Die Freundin

Im Juni regnete es so gut wie nicht. Daher hatte ich lange das rückwärtige Fenster offen stehen. Durch das war wieder eine Orientalische Mörtelwespe in mein Zimmer geflogen gekommen und baute in meinem Bett, an einer Stelle, wo ich nicht lag. Allerdings drückte ich mich bei Schlafen ganz an den seitlichen Rand des Bettes und wagte nicht mehr, die Decke zu bewegen. Ich hatte – glaube ich – gelesen, dass veränderte Umstände sie dazu bewegen, sofort das Bauen einzustellen und sich abzuwenden.
Manchmal beobachtete ich sie. Einmal musste das Fenster morgens geschlossen bleiben. Als dann die Sonne heraus kam, öffnete ich es wieder und sie schoss sofort herein, als habe sie vor der Scheibe gewartet und herein gespäht.
Ich hatte also eine Mitbewohnerin. In gewisser Hinsicht betrachtete ich sie sogar als Freundin. Mir war an ihr und ihrer emsigen Tätigkeit gelegen. Manchmal, wenn ich im Cafè saß, wurde ich gefragt, wie es ihr ginge und was sie mache. Eine Frau konnte sich vor Lachen gar nicht beruhigen. Sie sagte, sie habe noch nie jemanden kennengelernt, der eine Wespe als Freundin hatte. Sie fand es erstaunlich, wie man einem Insekt im eigenen Bett derart viel Platz einräumen konnte.
Einmal verschob ich die Decke ein wenig. Außerdem war es kein Zustand, dass ich mich abends vorsichtig von der Seite her ins Bett schieben musste. Als die Wespe das am Folgetag sah, gab sie den angefangenen, fast fertigen Bau sofort auf und legte direkt daneben einen neuen an. Sie arbeitete emsig und vollendete ihn bis zum Einbruch der Dunkelheit beinahe vollständig. Am Folgetag blieb sie allerdings fort. Vielleicht war sie woanders hin gerufen worden oder es war Ruhetag, was ich aber keinen Augenblick glaubte. Ich machte mir stattdessen Sorgen. Am dritten Tag war sie wieder da. Sie erschien kurz, sah nach, ob alles beim Alten war und verschwand.
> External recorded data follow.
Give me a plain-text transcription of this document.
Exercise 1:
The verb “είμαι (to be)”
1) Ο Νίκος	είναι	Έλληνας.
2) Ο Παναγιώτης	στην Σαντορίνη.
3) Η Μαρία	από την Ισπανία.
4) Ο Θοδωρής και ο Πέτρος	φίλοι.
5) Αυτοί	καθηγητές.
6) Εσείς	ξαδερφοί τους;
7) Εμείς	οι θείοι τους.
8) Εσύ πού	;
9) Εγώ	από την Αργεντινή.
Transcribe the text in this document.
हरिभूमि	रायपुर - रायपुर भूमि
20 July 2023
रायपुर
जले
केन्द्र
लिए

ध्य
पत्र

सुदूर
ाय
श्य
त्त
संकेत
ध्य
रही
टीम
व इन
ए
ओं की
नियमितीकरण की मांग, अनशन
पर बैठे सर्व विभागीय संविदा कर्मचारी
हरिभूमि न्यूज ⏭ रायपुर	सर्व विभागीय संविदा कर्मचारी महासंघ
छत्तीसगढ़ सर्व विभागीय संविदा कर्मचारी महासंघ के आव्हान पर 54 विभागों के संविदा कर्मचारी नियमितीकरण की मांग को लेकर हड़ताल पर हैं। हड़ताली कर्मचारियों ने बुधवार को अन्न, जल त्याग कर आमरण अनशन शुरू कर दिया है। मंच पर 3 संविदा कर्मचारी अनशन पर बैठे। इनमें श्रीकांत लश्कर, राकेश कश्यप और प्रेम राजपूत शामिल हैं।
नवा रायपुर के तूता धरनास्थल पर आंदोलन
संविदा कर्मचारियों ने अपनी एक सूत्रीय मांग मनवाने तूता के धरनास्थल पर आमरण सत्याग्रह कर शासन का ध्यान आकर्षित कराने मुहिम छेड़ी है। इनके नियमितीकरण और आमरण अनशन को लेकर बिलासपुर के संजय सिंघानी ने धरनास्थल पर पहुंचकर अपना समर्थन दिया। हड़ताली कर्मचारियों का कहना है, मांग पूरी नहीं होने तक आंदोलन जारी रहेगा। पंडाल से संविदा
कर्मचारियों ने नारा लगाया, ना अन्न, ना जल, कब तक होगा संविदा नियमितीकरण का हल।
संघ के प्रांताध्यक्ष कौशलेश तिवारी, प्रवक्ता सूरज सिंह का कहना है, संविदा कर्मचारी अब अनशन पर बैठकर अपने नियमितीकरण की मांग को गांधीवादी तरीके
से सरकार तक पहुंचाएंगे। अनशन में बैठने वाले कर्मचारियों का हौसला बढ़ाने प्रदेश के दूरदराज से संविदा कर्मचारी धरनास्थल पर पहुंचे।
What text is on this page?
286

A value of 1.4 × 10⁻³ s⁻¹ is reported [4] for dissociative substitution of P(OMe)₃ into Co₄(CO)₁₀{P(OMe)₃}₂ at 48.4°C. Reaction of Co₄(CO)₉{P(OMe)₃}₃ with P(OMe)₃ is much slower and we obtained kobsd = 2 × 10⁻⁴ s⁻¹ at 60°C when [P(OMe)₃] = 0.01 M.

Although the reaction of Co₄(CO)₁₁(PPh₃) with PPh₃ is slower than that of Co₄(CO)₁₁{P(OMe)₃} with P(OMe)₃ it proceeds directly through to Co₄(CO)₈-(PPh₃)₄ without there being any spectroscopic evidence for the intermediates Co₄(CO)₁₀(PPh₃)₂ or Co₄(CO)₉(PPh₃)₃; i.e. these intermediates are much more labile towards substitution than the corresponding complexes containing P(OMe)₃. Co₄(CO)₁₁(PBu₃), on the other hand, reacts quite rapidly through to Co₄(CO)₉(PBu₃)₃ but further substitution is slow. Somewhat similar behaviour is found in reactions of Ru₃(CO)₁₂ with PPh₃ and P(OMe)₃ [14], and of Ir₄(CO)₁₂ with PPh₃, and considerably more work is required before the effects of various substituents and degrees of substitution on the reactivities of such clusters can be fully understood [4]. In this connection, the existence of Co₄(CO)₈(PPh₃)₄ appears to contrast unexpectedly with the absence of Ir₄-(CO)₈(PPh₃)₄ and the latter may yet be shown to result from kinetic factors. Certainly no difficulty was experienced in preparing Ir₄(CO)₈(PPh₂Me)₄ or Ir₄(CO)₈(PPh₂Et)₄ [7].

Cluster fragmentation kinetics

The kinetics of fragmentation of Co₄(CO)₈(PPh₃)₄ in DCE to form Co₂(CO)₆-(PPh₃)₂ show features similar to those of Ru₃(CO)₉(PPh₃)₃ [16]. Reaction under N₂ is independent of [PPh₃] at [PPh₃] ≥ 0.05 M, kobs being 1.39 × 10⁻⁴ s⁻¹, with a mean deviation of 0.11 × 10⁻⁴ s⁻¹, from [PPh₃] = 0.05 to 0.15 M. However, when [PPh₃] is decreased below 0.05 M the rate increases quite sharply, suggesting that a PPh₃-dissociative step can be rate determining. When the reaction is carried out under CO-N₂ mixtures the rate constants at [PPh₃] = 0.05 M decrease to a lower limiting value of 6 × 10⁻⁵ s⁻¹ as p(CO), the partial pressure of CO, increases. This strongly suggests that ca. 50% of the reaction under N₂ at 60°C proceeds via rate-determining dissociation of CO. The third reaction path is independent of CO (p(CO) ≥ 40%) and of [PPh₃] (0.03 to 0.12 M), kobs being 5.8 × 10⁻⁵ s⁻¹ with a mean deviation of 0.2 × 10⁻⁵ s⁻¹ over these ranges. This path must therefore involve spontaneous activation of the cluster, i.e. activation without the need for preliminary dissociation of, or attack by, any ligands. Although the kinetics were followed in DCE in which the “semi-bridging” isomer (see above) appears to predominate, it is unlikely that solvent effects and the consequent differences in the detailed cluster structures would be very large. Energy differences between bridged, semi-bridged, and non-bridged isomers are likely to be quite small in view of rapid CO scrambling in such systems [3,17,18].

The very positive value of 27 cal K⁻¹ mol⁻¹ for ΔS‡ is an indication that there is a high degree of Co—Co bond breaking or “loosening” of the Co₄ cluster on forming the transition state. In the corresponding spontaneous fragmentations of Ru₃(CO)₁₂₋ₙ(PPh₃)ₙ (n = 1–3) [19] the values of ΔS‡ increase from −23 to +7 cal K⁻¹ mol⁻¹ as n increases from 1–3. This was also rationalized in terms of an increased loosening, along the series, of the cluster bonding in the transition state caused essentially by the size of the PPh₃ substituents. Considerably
Im Übrigen bemerkte ich, dass sie nicht nur baute, sondern dass der Bezug eines der Kissen dunkel angespeichelt war (links oben im Bild), als habe sie dort angefangen und sich kurzfristig umentschieden. Denn die Gefäße waren fest an das benachbarte Stück Decke geheftet.
Unvermittelt baute sie ein viertes Stück, das aber auch offen blieb.
Dann allerdings kam der Tag, an dem ich die Überdecke endlich einmal neu ausbreiten musste. Ich schuf der Mörtelwespe zwar eigens einen Zugang zu ihrem Bau. Ich wusste, dass Hummeln durch lange, abwärts führende Pappröhren kriechen, um zu ihrem Nest zu gelangen. Aber sie kam herein geflogen, betrachtete sich die Bescherung, flog hinaus und kam nicht wieder.
Das Fazit war: Ein fertiges Gefäß, drei angefangene, aber nicht mit Brut belegte und nicht versiegelte.
Alle vier legte ich auf den Schrank und dachte: Das Frühjahr wird zeigen, wie weit sie mit ihrer Vermehrung gekommen ist. Allerdings war die verschlossene Zelle, wie ich im Herbst bemerkte, leer.
Ein Freund erzählte, dass sie in ihrem Haus Zwischenwände eingerissen hatten und ihnen tausende dieser Amphoren entgegen gerieselt waren.